ESA/SER Joint Meeting (August 5 -- August 10, 2007)

COS 81-10 - A 70-year review of landscape change across the Sierra Nevada

Wednesday, August 8, 2007: 4:40 PM
Blrm Salon IV, San Jose Marriott
James H. Thorne, Department of Environmental Science and Policy, University of California, Davis, Davis, CA, Solomon Dobrowski, W.A. Franke College of Forestry and Conservation, University of Montana, Missoula, MT and Hugh D. Safford, Regional Ecologist, USDA Forest Service
A rare forest inventory conducted in 1930s California has been digitized for the ~ 650 km-long Sierra Nevada Mountains. The survey mapped the dominant vegetation and surveyed some 7200 vegetation plots.
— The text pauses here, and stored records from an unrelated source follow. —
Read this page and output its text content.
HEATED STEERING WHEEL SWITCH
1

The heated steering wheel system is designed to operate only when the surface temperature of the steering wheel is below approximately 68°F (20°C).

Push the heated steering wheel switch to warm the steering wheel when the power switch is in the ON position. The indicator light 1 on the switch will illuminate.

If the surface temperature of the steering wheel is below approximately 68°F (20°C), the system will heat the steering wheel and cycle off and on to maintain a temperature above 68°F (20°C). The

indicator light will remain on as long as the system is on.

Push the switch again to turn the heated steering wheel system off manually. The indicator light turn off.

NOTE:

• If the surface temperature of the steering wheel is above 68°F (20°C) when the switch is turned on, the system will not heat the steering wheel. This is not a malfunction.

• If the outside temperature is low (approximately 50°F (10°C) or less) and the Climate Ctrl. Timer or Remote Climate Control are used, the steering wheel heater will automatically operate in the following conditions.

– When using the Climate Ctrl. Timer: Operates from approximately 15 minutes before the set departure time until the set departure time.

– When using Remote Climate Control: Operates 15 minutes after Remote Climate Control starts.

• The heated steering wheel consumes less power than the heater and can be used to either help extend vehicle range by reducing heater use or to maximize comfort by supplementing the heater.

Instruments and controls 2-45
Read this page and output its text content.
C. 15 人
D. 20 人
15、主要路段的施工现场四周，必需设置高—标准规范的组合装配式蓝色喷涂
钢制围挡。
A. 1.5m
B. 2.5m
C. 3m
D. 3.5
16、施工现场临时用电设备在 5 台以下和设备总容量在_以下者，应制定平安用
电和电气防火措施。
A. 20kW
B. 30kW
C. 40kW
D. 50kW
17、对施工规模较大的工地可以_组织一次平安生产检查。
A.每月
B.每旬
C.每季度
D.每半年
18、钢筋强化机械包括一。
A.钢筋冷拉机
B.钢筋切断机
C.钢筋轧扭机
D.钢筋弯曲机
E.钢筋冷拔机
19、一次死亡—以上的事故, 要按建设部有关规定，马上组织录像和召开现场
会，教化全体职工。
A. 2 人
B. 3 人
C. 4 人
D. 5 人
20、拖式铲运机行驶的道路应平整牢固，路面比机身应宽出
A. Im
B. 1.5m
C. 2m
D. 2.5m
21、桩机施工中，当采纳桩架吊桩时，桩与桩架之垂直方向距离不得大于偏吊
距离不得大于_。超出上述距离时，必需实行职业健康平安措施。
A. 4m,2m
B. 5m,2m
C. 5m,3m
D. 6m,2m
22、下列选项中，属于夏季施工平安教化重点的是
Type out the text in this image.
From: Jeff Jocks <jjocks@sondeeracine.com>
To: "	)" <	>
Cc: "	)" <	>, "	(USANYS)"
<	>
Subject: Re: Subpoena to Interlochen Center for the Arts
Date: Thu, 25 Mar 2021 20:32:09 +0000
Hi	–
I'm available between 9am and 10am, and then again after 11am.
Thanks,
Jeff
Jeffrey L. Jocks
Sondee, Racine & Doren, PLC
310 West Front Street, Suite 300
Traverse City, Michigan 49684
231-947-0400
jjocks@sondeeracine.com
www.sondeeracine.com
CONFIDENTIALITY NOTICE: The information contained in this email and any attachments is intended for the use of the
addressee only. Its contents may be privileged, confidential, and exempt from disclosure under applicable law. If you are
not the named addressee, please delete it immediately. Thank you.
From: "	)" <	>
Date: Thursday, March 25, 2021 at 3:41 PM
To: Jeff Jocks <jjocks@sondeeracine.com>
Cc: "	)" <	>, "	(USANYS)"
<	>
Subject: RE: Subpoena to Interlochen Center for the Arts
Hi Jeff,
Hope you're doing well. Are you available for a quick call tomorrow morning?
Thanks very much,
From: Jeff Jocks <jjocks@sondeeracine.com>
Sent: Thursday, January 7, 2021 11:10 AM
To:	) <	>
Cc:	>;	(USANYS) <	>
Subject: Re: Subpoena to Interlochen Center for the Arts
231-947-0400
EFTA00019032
We compare the historical extent of vegetation types by comparing the historical vegetation GIS with a 1996 measure of landcover. We compare the historical plot data with contemporary plots to develop a sense of how forest structure has changed over that time. Ponderosa Pine-dominated forests have been greatly reduced, and oak-dominated woodlands have expanded. These measured historical trends are consistent with predicted trends in vegetation for the region under future climate change. We examine the difference in change on lands managed in different ways.